Podczas szturmu zmarło 119 zakładników, z czego 117 zatruło się gazem.
Minister zdrowia Jurij Szewczenko podkreślił, że gaz należy do środków leczniczych i nie powinien powodować śmierci. Jego zdaniem liczne ofiary wśród zakładników to efekt ich wyczerpania. Zakładnicy byli niedotlenieni, głodni i silnie zestresowani. To wszystko mogło przynieść najtragiczniejsze skutki - twierdzi Szewczenko.
Zaskoczeniem może być zapewnienie ministra, że lekarze byli uprzedzeni, jaki gaz będzie użyty. "Ja sam i inni specjaliści dobrze o tym wiedzieliśmy. Przygotowaliśmy tysiąc dawek antidotum aby uniknąć skutków ubocznych" - powiedział minister.

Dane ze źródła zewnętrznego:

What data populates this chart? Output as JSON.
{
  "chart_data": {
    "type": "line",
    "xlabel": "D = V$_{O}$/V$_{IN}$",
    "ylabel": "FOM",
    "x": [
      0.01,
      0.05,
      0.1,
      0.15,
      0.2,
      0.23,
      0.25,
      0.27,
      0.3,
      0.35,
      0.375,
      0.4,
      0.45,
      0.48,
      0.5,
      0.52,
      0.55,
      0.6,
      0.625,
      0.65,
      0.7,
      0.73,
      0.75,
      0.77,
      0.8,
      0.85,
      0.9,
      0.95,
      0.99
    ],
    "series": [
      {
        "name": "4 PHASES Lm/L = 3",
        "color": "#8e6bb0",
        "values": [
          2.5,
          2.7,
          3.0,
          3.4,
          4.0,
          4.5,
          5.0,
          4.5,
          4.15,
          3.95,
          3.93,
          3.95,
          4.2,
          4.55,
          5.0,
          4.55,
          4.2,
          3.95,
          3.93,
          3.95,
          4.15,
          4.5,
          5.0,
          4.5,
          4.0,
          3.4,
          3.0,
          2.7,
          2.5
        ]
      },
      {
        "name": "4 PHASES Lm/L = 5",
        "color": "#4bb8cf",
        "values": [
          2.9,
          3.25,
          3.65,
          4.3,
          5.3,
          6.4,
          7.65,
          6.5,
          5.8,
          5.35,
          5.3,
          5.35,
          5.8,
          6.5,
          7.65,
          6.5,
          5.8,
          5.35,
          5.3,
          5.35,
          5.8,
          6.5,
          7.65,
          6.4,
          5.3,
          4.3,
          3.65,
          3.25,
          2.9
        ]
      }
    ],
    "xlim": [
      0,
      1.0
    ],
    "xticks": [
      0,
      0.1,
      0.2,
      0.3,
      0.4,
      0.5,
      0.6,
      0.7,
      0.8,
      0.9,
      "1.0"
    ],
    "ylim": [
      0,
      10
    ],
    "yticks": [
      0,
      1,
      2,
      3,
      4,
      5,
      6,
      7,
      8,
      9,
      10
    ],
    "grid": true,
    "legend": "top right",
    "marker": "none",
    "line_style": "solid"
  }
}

Dotychczas utrzymywano, że informacja użytym gazie była zachowywana w ścisłej tajemnicy i żaden lekarz przed szturmem o tym nie wiedział. Rosyjski minister zdrowia zapewnił również, że używając pochodnych fentanylu Rosja nie złamała żadnych konwencji o nierozprzestrzenianiu broni chemicznej, ponieważ nie jest on gazem bojowych.